Positive Impact on the Business Model
by Thomas Wolpert, Senior Credit Manager, UNION TANK Eckstein GmbH & Co. KG (UTA), and Jürgen Krieger, Sales Specialist Cash Management, Commerzbank AG
UNION TANK Eckstein GmbH & Co. KG (UTA) has operated as an all-round service provider for commercial goods and passenger transport for 50 years. UTA not only allows drivers to refuel at more than 32,000 independent diesel stations in 38 European countries and settle tolls in 20 European counties, but it also enables them to take advantage of breakdown, towing and repair services – and all of this is done without cash, using the UTA Service Card system. The use of direct debits is a fundamental part of UTA’s business model, which is why the company has been keeping a very close eye on the Single Euro Payments Area, particularly with regard to the SEPA B2B Direct Debit, right from the start.

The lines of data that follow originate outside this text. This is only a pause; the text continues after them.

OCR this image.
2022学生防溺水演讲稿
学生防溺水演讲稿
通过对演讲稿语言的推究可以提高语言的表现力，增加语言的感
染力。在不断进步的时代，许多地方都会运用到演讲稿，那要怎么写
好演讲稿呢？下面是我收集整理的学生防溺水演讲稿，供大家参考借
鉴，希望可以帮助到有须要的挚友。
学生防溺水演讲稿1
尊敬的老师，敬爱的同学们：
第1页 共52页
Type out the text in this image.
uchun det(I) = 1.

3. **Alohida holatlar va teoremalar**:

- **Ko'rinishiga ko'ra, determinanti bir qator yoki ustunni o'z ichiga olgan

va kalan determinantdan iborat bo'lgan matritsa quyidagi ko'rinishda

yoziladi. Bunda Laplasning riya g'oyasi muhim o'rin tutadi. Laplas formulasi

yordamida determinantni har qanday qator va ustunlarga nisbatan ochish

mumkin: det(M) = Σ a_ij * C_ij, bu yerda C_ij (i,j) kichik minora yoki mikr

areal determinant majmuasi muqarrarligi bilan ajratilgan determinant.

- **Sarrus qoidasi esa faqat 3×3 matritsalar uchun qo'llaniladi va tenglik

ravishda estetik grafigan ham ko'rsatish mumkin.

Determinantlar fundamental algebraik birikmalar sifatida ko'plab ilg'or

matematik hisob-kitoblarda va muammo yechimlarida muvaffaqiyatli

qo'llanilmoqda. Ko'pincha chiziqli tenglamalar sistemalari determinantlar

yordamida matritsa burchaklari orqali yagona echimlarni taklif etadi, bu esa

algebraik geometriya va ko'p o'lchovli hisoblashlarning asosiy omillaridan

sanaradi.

The process that UTA used in the past was extremely complex and time-consuming, as direct debit collections abroad always had to be handled via the respective national schemes and their independent formats and processes – not to mention the fact that a separate bank account was required in each country. In view of that, the uniform B2B direct debit scheme across the entire SEPA area opens up brand new opportunities for UTA.
The SEPA rules provide for two different forms of direct debit: the SEPA Core Direct Debit, whose basic characteristics are similar to those of the German direct debit authorisation scheme, and the SEPA B2B Direct Debit, which is used solely for the collection of payments due from companies. The treasurers responsible for this area at UTA started off by finding out about the general requirements for utilising the new direct debit process, paying particular attention to the mandate and client communication process. All of the experience and results were documented in detail and saved in what is termed a SEPA process structure. SEPA Direct Debits must also be submitted to the bank with a given lead time and all submissions made through electronic channels. Finally, there must also be a signed mandate on hand from the payer. There are no formal requirements for this mandate, but its content has been expressly defined. It can be revoked by the payer at any time and automatically expires 36 months after it is last used.
Once it had compiled this information, UTA began its SEPA implementation project at the start of 2010, and its most important partner in introducing the new direct debits was Commerzbank. Together, the company and the bank performed an analysis to determine the scope and effects of the SEPA changeover. Commerzbank processed the first test transactions back in December 2010, and these were followed by numerous test runs for the clients with the most transactions in 2011 and 2012.
This provided UTA with the practical experience it needed to optimise processes within the company, and its own specialists converted the IT systems. The mandate reference number offers a good example of the type of unexpected problems that can occur. UTA had developed a system that utilised a full stop (.) It became clear, however, that many banks forgot to register this full stop, resulting in numerous problems with SEPA direct debit collections. As a result, there was no choice but to develop a new classification system – without a full stop. It is a rather mundane example, but it shows just how important it is to allow extra time when implementing conversion processes.
Over the course of the preparations it became clear that clients with a high volume of transactions were usually already well informed about SEPA, whereas smaller companies had little or no knowledge of the relevant rules and regulations. These companies usually lack the time and manpower to devote greater attention to SEPA, which is why UTA focused on making the conversion as simple as possible for its clients. Each was given a SEPA package containing three pre-completed SEPA mandate forms and an information sheet. Integrating clients into the conversion process in this way has paid off, as UTA is already working with a uniform SEPA process in twelve countries. The mass conversion process is now in full swing at UTA.
By the start of 2014 it will be possible to run the new SEPA direct debit process alongside the old national direct debit processes at UTA. The advantages of the SEPA B2B Direct Debit process for UTA are already apparent: employees no longer need to deal with different national procedures for direct debts, and it is no longer necessary to maintain a local bank account in every single country. This reduces costs, saves time and generates greater transparency, as for instance with the now-uniform direct debit return process.